MEC concede nota 5 a curso de Arqueologia da UFS-Campuslar

Criado em 2007, o curso já conta com um mestrado e dá largos passos em busca de evolução curricular


O Ministério da Educação atribuiu nota máxima ao curso de Bacharelado em Arqueologia da Universidade Federal de Sergipe. A nota 5 (cinco) da avaliação pelo MEC foi a primeira nota máxima concedida a um curso de graduação da UFS e representa a excelência no ensino superior, atribuída após vistoria in loco da estrutura física, corpo docente e aspectos acadêmicos curriculares.


Para a professora Olívia Alexandre de Carvalho, coordenadora do curso de Arqueologia, a avaliação do MEC é o retorno de um trabalho conjunto entre o corpo docente e os próprios estudantes, que se mostram cada vez mais motivados com o curso. “Ficamos extremamente satisfeitos com a avaliação do MEC, uma vez que compomos um curso relativamente novo na universidade, num campus que não é o central, mas que desenvolve seu compromisso de forma ímpar, estimulando os alunos a conhecer os verdadeiros desafios da Arqueologia e fazendo com que os professores se sintam mais instigados a realizar pesquisas”, explicou a professora Olívia.

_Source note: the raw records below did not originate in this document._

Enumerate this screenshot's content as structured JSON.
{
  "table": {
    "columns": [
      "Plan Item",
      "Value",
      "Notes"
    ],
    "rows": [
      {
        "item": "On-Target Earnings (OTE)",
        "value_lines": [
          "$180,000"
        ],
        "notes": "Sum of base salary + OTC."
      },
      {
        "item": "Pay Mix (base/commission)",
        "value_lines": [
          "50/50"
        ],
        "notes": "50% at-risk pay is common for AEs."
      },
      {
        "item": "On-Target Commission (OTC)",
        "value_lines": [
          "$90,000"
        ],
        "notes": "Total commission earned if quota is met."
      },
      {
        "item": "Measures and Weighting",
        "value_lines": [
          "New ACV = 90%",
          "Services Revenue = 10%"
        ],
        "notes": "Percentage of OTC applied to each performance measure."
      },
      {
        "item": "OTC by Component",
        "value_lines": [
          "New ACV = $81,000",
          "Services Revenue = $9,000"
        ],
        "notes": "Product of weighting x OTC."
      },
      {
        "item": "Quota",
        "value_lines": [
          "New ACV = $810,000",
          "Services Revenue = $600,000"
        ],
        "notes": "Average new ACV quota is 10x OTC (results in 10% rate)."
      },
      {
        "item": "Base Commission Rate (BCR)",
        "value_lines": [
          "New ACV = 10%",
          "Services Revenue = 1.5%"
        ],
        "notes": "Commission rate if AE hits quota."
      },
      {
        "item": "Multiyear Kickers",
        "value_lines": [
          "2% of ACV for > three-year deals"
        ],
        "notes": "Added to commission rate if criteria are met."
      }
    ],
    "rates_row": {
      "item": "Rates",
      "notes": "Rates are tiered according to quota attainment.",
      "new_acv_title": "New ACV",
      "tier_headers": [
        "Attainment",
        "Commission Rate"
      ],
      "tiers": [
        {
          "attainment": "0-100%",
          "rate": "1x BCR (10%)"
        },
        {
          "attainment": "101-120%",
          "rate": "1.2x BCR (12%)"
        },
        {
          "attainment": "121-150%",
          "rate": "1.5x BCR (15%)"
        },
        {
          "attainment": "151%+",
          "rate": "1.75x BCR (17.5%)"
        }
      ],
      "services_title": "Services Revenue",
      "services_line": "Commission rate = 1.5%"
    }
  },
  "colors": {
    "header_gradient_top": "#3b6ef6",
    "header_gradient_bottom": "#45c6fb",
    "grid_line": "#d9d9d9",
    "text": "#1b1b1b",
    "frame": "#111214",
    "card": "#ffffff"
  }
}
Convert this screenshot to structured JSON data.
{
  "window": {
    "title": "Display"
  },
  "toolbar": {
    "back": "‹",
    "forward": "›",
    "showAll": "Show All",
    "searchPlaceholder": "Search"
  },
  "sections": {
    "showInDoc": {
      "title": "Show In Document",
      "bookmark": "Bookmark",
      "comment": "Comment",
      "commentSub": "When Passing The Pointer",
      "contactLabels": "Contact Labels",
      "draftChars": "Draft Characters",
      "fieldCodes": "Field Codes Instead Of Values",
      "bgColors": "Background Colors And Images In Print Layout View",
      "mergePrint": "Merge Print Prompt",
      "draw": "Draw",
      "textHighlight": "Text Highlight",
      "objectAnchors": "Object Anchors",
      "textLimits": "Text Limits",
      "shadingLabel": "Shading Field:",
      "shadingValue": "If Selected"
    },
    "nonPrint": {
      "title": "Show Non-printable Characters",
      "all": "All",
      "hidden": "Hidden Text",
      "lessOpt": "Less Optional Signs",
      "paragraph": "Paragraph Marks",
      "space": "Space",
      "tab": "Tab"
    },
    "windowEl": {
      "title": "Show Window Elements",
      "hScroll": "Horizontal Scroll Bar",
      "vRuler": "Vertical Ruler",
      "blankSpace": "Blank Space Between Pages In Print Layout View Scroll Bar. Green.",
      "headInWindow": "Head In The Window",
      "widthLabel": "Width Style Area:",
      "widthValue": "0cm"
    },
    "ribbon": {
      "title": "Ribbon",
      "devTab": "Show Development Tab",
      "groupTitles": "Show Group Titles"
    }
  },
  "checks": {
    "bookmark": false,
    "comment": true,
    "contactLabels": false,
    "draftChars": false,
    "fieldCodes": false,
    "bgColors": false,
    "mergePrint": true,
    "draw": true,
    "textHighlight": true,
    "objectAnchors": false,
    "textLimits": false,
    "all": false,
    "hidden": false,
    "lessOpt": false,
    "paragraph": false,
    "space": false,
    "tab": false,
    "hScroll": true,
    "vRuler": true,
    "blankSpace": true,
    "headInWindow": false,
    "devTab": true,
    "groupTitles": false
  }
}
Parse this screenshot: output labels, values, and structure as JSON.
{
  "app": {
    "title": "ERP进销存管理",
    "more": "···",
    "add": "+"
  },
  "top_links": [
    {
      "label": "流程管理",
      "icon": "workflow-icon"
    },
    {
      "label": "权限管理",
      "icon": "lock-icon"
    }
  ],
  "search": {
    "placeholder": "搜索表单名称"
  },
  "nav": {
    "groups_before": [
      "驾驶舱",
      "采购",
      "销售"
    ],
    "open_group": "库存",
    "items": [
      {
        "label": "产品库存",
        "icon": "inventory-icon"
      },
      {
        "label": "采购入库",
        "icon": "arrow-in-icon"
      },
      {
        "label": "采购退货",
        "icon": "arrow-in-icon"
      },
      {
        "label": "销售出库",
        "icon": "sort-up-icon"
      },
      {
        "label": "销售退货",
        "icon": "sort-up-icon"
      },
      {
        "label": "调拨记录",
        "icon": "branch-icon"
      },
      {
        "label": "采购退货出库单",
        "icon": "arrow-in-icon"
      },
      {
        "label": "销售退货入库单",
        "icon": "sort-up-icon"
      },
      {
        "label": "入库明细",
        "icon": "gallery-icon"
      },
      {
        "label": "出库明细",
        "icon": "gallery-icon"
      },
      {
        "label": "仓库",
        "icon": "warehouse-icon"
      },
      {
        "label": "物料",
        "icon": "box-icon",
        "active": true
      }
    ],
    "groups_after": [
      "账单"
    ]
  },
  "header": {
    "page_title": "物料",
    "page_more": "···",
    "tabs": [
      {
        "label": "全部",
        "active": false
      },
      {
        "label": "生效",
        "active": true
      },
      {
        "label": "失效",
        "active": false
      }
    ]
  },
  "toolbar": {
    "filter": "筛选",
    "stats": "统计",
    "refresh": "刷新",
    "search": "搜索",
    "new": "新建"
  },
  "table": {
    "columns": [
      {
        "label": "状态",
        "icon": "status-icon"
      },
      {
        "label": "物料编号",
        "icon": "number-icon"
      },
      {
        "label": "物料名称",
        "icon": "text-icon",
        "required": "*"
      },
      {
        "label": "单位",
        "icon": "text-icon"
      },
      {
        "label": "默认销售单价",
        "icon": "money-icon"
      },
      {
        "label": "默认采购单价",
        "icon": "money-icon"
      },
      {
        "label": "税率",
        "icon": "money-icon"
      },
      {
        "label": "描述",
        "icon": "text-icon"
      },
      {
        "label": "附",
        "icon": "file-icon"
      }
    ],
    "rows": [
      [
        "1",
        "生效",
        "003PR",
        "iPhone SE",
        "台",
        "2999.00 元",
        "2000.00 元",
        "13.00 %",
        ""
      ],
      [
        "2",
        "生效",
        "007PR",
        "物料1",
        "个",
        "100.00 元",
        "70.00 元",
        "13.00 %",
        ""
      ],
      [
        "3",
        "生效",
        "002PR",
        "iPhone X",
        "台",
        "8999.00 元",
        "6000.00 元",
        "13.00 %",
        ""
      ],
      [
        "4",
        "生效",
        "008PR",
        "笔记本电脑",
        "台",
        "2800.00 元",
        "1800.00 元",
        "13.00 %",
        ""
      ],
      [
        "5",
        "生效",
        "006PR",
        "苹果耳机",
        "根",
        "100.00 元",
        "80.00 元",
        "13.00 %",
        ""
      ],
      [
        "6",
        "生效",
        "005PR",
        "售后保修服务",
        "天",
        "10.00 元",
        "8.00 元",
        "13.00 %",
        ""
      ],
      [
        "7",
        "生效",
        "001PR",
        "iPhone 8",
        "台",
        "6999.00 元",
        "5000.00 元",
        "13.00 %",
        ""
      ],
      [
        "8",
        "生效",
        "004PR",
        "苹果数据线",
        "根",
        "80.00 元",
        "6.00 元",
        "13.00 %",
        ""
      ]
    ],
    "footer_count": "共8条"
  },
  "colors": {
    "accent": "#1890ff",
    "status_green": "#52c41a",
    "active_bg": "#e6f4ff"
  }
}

Criado em 2007, o curso de Arqueologia da UFS está sediado no Campus de Laranjeiras, intitulado Campus das Artes, e oferta cinquenta vagas anuais para o turno vespertino. Em novembro de 2010, a Coordenação de Aperfeiçoamento de Pessoal de Nível Superior (Capes) aprovou o mestrado na área, atribuindo-lhe conceito 4 (o maior índice é 5), gerando oportunidades para a ampliação de pesquisas na área.


“Sem dúvidas, o conceito da graduação interfere no avanço da estrutura completa de um curso e acredito que estamos no caminho certo para essa evolução. Nosso objetivo é formar os estudantes e oferecer-lhes perspectivas de continuidade para que sejam inseridos no mercado de trabalho. Já conseguimos o mestrado e objetivamos um doutorado mais na frente”, salienta Olívia.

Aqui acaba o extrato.